Maxis 9MFY17 earnings surpasses expectations on strong results
KUCHING: Maxis Bhd’s (Maxis) first nine months of financial year 2017 ( 9MFY17) earnings have either surpassed or met analysts expectations, on stronger-than-expected results.
As per the group’s filing on Bursa Malaysia, Maxis’ normalised profit for year to date (YTD) 2017 amounted to RM1.56 billion, up nine per cent from the corresponding period of the previous year.
Maxis’ 9MFY17 normalised net profit thus came in above AmInvestment Bank Bhd’s ( AmInvestment Bank) expectations, accounting for 83 per cent of the research firm’s earlier FY17F earnings and 80 per cent of consensus.
“The stronger-than-expected results is partly due to the absence of any impact from the expected loss of data roaming revenues due to the termination of Maxis’ 3G radio access network arrangement with U Mobile Sdn Bhd in stages over an 18-month period ending on December 27, 2018.
“Management now indicates that the impact will only be felt in FY18F,” AmInvestment Bank said.
As for the research arm of MIDF Amanah Investment Bank Bhd (MIDF Research), the group’s financial performance was inline with its and consensus’ expectations, accounting for 79 per cent and 80 per cent of FY17 full year earnings estimates respectively.
On dividends, AmInvestment Bank’s noted that Maxis’ 9MFY17 dividend of 15sen per share was within market expectations and management’s payout policy of 75 per cent.
It also came in within MIDF Research’s and consensus expectations, accounting for both 75 per cent of FY17 full year dividend of 20sen per share.
A m I nve s t m e n t Bank highlighted that management maintained its guidance for a FY17F flat service revenue and normalised earnings before interest, tax, depreciation and amortisation (EBITDA).
With a flat capital expenditure ( capex) guidance as well, the research firm retained its capex assumption of 14 per cent of service revenue, even though Maxis’ 9MFY17 capital expenditure of RM647 million (10 per cent of service revenue) was lower by 13 per cent year on year (y-o-y), on expectations of higher rollouts towards the year-end.
On a more specific note, MIDF Research expected the prepaid subscriber base to decline at a slower pace following the reinvigoration of the mobile internet passes towards the end of the third quarter of 2017 (3Q17).
MIDF Researsch noted that the revamped MaxisONE plan, which offer better value proposition, has continues to show good traction as the postpaid subscriber base continues to increase steadily.
This, however, negatively impact the postpaid average revenue per user (ARPU) as the research arm viewed that the postpaid subscribers will be inclined to sign-up the entry level postpaid plan.
“On the contrary, prepaid ARPU continue to grow at a steady pace as Hotlink Fast subscribers increase their data usage.
“Nonetheless, due to intense competition, the prepaid subscriber base continues to dwindle,” it said.

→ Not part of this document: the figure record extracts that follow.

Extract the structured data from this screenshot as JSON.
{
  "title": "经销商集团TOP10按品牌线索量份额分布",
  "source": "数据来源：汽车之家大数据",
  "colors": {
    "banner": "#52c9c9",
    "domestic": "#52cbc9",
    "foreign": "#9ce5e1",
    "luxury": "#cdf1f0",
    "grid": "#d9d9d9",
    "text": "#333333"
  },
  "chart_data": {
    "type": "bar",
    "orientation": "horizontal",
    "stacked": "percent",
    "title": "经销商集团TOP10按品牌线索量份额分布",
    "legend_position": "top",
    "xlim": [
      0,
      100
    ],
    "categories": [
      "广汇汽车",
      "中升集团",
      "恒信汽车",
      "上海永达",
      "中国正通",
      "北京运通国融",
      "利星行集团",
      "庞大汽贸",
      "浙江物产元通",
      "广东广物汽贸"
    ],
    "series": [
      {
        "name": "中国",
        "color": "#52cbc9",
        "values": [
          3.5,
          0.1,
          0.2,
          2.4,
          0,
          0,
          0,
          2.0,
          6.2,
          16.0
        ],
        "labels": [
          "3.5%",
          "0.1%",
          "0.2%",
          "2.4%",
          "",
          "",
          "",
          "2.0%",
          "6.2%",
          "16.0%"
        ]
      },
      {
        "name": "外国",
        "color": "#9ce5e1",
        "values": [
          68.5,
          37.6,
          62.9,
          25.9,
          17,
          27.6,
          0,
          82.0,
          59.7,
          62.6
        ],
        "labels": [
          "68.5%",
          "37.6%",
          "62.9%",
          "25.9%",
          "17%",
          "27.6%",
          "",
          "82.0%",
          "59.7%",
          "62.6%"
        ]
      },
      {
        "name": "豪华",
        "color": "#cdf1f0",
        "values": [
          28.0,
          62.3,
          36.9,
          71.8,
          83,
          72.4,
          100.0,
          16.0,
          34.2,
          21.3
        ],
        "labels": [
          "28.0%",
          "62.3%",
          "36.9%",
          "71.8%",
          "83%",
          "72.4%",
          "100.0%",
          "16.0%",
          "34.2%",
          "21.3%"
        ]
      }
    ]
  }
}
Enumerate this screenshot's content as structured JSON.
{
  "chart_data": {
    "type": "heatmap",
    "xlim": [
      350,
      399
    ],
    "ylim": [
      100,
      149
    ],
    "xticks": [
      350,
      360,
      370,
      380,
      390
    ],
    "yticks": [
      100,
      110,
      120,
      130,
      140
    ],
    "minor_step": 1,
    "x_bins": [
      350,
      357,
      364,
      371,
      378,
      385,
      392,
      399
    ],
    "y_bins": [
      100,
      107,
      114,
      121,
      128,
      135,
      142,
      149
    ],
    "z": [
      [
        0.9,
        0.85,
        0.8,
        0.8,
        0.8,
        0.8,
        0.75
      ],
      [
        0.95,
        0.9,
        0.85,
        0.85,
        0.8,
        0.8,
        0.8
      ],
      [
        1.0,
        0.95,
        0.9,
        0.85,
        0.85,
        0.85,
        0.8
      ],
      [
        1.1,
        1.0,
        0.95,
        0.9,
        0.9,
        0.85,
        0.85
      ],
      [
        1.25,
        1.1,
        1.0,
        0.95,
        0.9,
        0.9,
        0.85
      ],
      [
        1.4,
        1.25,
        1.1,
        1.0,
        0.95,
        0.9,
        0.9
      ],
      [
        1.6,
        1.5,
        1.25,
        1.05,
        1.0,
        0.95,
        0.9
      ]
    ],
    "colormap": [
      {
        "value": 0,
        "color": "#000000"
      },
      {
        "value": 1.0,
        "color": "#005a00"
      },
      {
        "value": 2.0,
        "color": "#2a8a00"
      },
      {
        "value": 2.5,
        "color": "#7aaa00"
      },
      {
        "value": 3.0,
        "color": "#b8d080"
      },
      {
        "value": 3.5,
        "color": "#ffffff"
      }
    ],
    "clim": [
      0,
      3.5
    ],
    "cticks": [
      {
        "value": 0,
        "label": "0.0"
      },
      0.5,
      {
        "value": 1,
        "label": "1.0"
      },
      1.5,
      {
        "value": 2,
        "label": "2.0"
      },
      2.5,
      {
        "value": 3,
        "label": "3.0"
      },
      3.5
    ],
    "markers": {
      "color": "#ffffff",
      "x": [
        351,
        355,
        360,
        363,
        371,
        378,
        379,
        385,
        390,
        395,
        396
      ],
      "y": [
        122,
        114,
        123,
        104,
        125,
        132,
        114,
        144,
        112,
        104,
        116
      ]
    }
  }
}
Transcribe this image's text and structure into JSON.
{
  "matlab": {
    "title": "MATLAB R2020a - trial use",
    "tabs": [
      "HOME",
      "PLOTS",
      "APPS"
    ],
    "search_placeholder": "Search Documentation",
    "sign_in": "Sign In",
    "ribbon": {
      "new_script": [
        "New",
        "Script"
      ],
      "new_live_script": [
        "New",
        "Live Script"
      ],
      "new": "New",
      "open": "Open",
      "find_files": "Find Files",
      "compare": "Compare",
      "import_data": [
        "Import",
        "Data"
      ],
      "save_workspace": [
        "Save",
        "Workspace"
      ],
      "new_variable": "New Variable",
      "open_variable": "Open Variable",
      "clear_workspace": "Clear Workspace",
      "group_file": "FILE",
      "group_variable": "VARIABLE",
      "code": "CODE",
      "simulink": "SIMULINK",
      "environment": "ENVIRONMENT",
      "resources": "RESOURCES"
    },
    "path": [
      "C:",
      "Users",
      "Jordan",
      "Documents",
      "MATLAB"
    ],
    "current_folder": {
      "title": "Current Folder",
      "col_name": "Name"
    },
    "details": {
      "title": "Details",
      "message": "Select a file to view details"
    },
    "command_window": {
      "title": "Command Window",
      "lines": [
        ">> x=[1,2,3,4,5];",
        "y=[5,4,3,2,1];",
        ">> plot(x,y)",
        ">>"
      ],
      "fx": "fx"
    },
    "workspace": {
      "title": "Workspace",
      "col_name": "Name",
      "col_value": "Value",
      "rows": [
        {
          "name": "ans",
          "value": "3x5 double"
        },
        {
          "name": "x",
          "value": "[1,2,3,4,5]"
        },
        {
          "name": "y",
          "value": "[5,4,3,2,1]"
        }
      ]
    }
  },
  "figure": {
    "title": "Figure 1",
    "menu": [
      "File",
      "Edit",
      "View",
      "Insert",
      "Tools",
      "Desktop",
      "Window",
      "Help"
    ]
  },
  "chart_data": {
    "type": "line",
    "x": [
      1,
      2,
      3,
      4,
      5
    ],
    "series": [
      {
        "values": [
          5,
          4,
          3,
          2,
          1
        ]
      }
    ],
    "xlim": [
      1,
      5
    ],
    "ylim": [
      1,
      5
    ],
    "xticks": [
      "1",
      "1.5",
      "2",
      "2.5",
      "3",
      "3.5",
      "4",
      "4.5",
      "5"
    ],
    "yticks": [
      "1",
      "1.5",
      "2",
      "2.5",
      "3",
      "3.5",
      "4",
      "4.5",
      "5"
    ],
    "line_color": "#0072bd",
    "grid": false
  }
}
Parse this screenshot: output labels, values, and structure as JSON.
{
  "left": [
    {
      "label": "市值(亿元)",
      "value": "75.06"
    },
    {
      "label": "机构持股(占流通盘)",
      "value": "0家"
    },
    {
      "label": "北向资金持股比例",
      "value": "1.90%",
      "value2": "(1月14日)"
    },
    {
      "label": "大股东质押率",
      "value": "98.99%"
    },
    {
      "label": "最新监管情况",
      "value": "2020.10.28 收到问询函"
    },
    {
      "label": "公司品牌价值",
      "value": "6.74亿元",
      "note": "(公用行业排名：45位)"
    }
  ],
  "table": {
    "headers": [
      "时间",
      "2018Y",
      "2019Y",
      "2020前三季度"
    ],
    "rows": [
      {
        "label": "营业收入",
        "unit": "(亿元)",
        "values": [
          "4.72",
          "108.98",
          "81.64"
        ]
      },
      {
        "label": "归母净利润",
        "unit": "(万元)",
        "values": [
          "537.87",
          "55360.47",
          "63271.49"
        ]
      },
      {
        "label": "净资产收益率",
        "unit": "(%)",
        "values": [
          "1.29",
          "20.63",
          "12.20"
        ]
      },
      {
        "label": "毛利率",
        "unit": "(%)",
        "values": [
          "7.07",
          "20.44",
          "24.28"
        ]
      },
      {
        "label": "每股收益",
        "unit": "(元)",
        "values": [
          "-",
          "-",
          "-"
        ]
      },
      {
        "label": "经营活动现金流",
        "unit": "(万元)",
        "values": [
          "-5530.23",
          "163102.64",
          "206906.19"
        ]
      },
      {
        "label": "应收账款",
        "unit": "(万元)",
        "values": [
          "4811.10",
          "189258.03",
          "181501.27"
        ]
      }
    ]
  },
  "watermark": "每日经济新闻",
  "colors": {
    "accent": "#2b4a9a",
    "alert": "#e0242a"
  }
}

In the second half of FY17 (2HFY17), MIDF Research viewed that it would be difficult for Maxis to grow the prepaid revenue as the research arm expected Webe to disrupt the prepaid market.
Meanwhile, the research arm expected Maxis’ dividend yield to remain below four per cent to meet the group’s capital commitment and prepare for the upcoming spectrum reallocation exercise.